Desde o início da guerra na Faixa de Gaza, Israel intensificou os seus ataques contra aliados de Teerão no Líbano e na Síria. Nesse contexto, 13 pessoas foram mortas num ataque aéreo ao consulado iraniano em Damasco, capital da Síria, no início de abril, incluindo sete membros do alto escalão da Guarda Revolucionária Iraniana. Irão, Síria e Rússia acusaram Israel, que não assumiu a responsabilidade.
“O ataque ao edifício de um consulado iraniano foi algo sem precedentes.
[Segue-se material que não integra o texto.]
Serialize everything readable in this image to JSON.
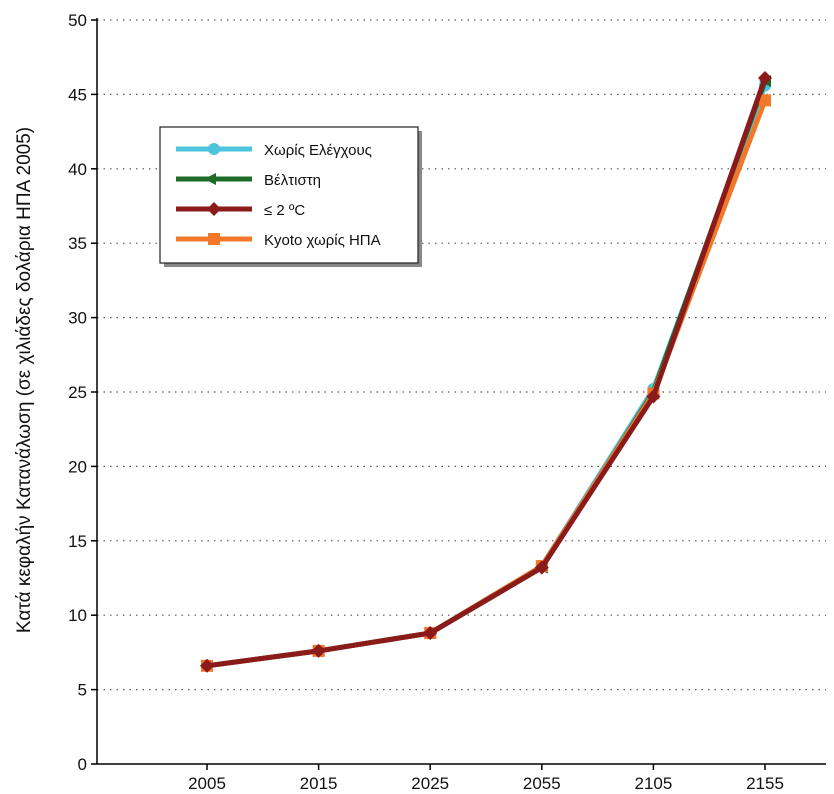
{
  "chart_data": {
    "type": "line",
    "title": "",
    "xlabel": "",
    "ylabel": "Κατά κεφαλήν Κατανάλωση  (σε χιλιάδες δολάρια ΗΠΑ 2005)",
    "categories": [
      "2005",
      "2015",
      "2025",
      "2055",
      "2105",
      "2155"
    ],
    "ylim": [
      0,
      50
    ],
    "yticks": [
      "0",
      "5",
      "10",
      "15",
      "20",
      "25",
      "30",
      "35",
      "40",
      "45",
      "50"
    ],
    "grid": "horizontal-dotted",
    "legend_position": "top-left",
    "series": [
      {
        "name": "Χωρίς Ελέγχους",
        "color": "#4ec3dc",
        "marker": "circle",
        "values": [
          6.6,
          7.6,
          8.8,
          13.3,
          25.2,
          45.6
        ]
      },
      {
        "name": "Βέλτιστη",
        "color": "#1e6b2a",
        "marker": "triangle",
        "values": [
          6.6,
          7.6,
          8.8,
          13.2,
          25.0,
          45.9
        ]
      },
      {
        "name": "Kyoto χωρίς ΗΠΑ",
        "color": "#f07828",
        "marker": "square",
        "values": [
          6.6,
          7.6,
          8.8,
          13.3,
          24.9,
          44.6
        ]
      },
      {
        "name": "≤ 2 ºC",
        "color": "#8b1a1a",
        "marker": "diamond",
        "values": [
          6.6,
          7.6,
          8.8,
          13.2,
          24.7,
          46.1
        ]
      }
    ],
    "legend_order": [
      0,
      1,
      3,
      2
    ]
  }
}
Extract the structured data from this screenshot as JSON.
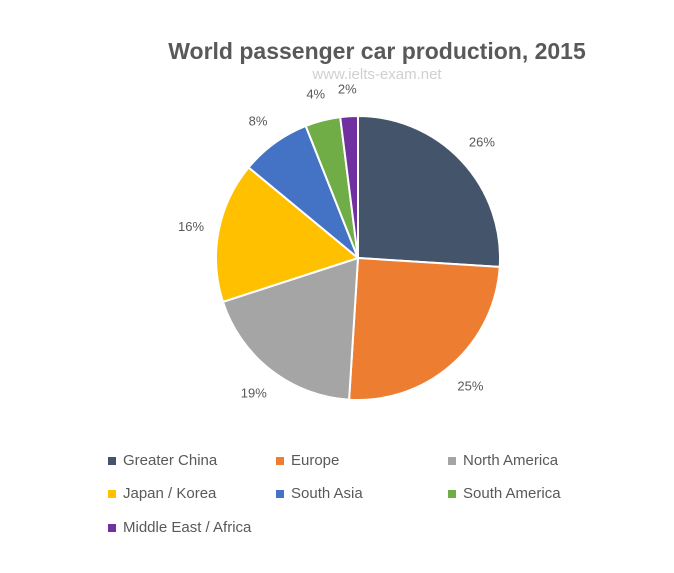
{
  "chart_data": {
    "type": "pie",
    "title": "World passenger car production, 2015",
    "watermark": "www.ielts-exam.net",
    "categories": [
      "Greater China",
      "Europe",
      "North America",
      "Japan / Korea",
      "South Asia",
      "South America",
      "Middle East / Africa"
    ],
    "values": [
      26,
      25,
      19,
      16,
      8,
      4,
      2
    ],
    "labels": [
      "26%",
      "25%",
      "19%",
      "16%",
      "8%",
      "4%",
      "2%"
    ],
    "colors": [
      "#44546a",
      "#ed7d31",
      "#a5a5a5",
      "#ffc000",
      "#4472c4",
      "#70ad47",
      "#7030a0"
    ],
    "legend_position": "bottom"
  }
}
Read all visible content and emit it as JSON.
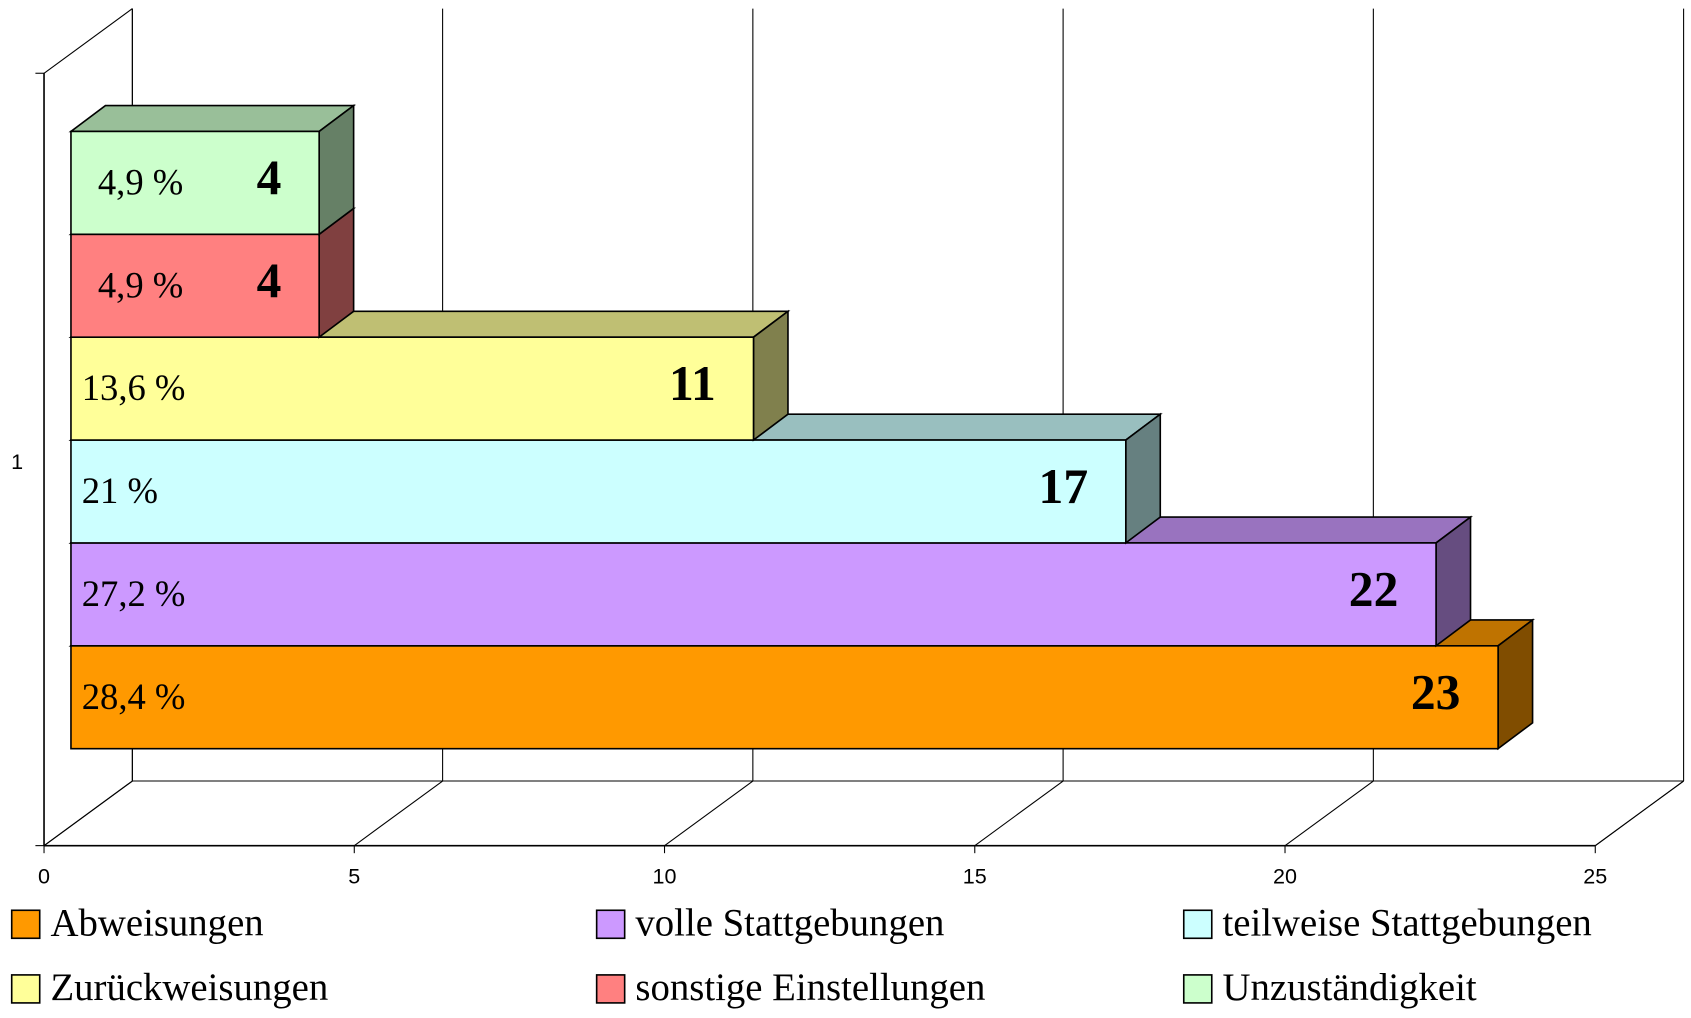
{
  "chart_data": {
    "type": "bar3d_horizontal",
    "categories": [
      "1"
    ],
    "xlim": [
      0,
      25
    ],
    "xticks": [
      0,
      5,
      10,
      15,
      20,
      25
    ],
    "grid": true,
    "legend": "bottom",
    "series": [
      {
        "name": "Abweisungen",
        "color": "#ff9900",
        "values": [
          23
        ],
        "percent": "28,4 %"
      },
      {
        "name": "volle Stattgebungen",
        "color": "#cc99ff",
        "values": [
          22
        ],
        "percent": "27,2 %"
      },
      {
        "name": "teilweise Stattgebungen",
        "color": "#ccffff",
        "values": [
          17
        ],
        "percent": "21 %"
      },
      {
        "name": "Zurückweisungen",
        "color": "#ffff99",
        "values": [
          11
        ],
        "percent": "13,6 %"
      },
      {
        "name": "sonstige Einstellungen",
        "color": "#ff8080",
        "values": [
          4
        ],
        "percent": "4,9 %"
      },
      {
        "name": "Unzuständigkeit",
        "color": "#ccffcc",
        "values": [
          4
        ],
        "percent": "4,9 %"
      }
    ]
  }
}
Após uma longa guerra nas sombras contra o Irão, Israel parece ter alterado a sua estratégia”, disse o especialista em Médio Oriente Arash Azizi à DW.
Os comandantes da Guarda Revolucionária do Irão desempenham um papel chave no treino e financiamento do Hezbollah no Líbano, responsável por vários ataques contra Israel. Em resposta ao ataque ao consulado em Damasco, o Irão lançou um ataque a Israel na noite de sábado com mais de 300 drones, mísseis de cruzeiro e balísticos, a maioria intercetados, no entanto, por Israel, segundo os militares israelitas.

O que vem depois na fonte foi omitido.